Tuan Guru melihat langsung pekarangan belakang rumah milik Ibu Melati. Wajahnya terlihat kecewa berat. Marah. Ia seperti orang yang baru merasakan tim kesebelasan kesayangannya dikalahkan pihak lawan.
Sambil berdiri, pandangannya seperti tengah melahap apa yang disaksikan. Dicermati satu per satu benda-benda yang muncul di hadapannya.
Kemudian ia menarik nafas panjang.
"Astagfirullahadzim. Berat," katanya sambil melangkah dengan nada perlahan.
Namun langkahnya terhenti ketika menuju ruang tengah. Seolah ia tak percaya, kembali balik ke pekarangan belakang untuk kembali melihat benda-benda yang terlihat pada pandangan pertama.

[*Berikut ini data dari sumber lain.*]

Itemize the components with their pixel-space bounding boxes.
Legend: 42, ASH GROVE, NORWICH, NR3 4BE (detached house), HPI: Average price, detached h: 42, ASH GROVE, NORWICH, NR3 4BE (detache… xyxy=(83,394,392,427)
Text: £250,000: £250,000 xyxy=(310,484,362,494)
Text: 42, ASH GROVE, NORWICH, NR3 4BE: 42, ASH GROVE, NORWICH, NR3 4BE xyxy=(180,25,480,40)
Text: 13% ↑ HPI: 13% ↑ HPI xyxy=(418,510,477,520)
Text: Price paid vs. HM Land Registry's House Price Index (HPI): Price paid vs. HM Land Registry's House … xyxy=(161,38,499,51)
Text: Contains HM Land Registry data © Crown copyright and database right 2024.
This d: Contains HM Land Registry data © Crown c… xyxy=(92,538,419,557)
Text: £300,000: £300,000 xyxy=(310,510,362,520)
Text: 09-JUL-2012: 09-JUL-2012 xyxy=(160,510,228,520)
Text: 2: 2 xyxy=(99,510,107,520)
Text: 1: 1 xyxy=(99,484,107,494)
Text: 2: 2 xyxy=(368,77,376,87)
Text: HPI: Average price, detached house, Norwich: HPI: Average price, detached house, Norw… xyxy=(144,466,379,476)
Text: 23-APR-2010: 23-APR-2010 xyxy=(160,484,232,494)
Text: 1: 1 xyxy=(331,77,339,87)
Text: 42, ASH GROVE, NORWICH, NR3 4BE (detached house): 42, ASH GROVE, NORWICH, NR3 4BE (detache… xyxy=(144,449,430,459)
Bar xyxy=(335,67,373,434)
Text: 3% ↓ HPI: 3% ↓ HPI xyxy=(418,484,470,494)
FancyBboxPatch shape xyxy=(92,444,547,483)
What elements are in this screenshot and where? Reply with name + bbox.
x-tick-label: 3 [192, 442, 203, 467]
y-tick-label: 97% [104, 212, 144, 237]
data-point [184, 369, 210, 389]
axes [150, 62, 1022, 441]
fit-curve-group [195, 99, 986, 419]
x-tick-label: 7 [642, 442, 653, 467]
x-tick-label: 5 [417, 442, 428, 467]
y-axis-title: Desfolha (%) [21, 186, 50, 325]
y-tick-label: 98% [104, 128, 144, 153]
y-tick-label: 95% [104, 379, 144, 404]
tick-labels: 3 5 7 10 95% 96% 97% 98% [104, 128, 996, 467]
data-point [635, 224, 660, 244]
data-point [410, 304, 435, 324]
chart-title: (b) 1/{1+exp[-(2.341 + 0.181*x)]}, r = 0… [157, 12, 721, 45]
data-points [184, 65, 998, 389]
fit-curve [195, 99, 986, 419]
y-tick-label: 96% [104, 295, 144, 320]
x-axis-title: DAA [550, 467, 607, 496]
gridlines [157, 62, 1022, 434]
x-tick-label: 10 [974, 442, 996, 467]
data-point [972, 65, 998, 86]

Ia mencermati beberapa benda asing, bangunan rumah dengan bentuk aneh. Tentu saja bangunan tersebut tidak dimiliki kebanyakan warga di Desa Peniti. Sebuah desa terpencil yang hanya diisi satu-satunya bangunan megah milik Ibu Melati.
Tuan Guru menarik nafas dalam lagi. Melangkah ke depan dengan didampingi anggota keluarga terebut.
Setelah duduk di ruang tamu, di situ sudah duduk Ibu Melati bersama suaminya Pak Tejo. Beberapa anggota keluarga juga ikut hadir.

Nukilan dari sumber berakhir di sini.